Nouvel examen du dossier Sourour Abouda mardi, avec des devoirs d’enquête complémentaires
La chambre du conseil de Bruxelles reprendra mardi l’examen du dossier Sourour Abouda, décédée en cellule le 12 janvier 2023 après avoir été arrêtée par une patrouille de la zone de police Bruxelles-Capitale/Ixelles. Il s’agit d’un deuxième passage devant la chambre du conseil. Lors de l’audience précédente, le 13 juin, la famille de la victime et la zone de police avaient demandé des devoirs d’enquête complémentaires, désormais obtenus.
La partie civile souhaitait accéder aux dossiers disciplinaires des policiers qui travaillaient le 12 janvier 2023. Ce jour-là, une patrouille de la zone de police Bruxelles-Capitale/Ixelles avait d’abord procédé à la privation de liberté de Sourour Abouda peu avant 06h00, rue Américaine à Ixelles, pour troubles à l’ordre public. Les policiers l’avaient ensuite conduite au complexe cellulaire du RAC, le centre administratif de la police fédérale située rue Royale à Bruxelles, où elle a été retrouvée morte en cellule deux heures plus tard.
Si l’intervention d’un tiers ou le suicide ont été exclus par le médecin légiste, les circonstances du décès de Sourour Abouda (46 ans) restent floues. Elle aurait été victime d’un malaise. Les policiers présents au RAC n’auraient cependant pas constaté, ou auraient sous-estimé, son malaise malgré la surveillance vidéo.
Mardi, la chambre du conseil de Bruxelles examinera si les charges sont suffisantes pour poursuivre les personnes visées par l’enquête et reprises au réquisitoire du procureur du roi.
À ce stade, Julien Moinil, chargé du dossier, demande le renvoi de la zone de police Bruxelles-Capitale/Ixelles devant le tribunal correctionnel pour homicide involontaire par défaut de prévoyance ou de précaution.
Les parties civiles demandent pour leur part que les policiers soient repris nommément au réquisitoire du parquet, afin de pouvoir convaincre la chambre du conseil de les poursuivre à titre individuel.
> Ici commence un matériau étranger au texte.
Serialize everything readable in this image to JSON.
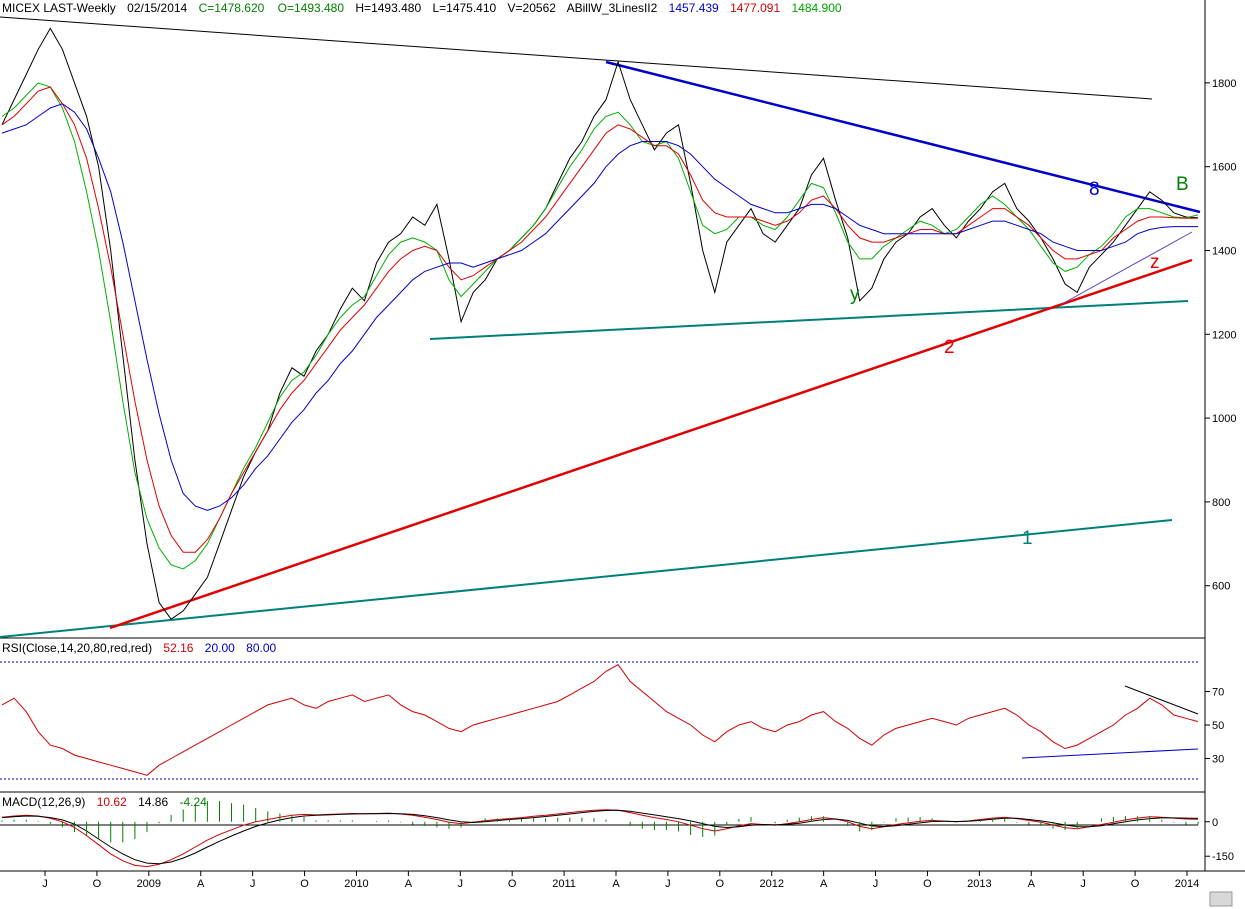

En dressant un réquisitoire contre la zone de police uniquement, le dossier est “incomplet”, selon l’avocat qui défend la famille de la victime pour la procédure pénale, Maxime Nardone.
À l’approche de l’audience en chambre du conseil, le Comité Justice pour Sourour souligne qu’il est “urgent que les policiers soient poursuivis individuellement”. “Nous sommes toujours à une étape sans précédent dans le traitement des dossiers de violences policières en Belgique”, ajoute le Comité.
“C’est la première fois qu’une zone de police belge fait l’objet de poursuites pénales dans un dossier de violences policières”, rappelle le Comité Justice pour Sourour dans son appel à soutien pour l’audience de mardi.
Le Comité prendra la parole mardi de 09H00 à 11H00 place Poelaert, avant l’ouverture de l’audience à huis clos en chambre du conseil. Les deux avocats de la famille, Me Maxime Nardone (pénale) et Me Selma Benkhelifa (civile), seront présents.
La défense de la zone de police locale Bruxelles-Capitale/Ixelles est assurée par Me Laurent Kennes.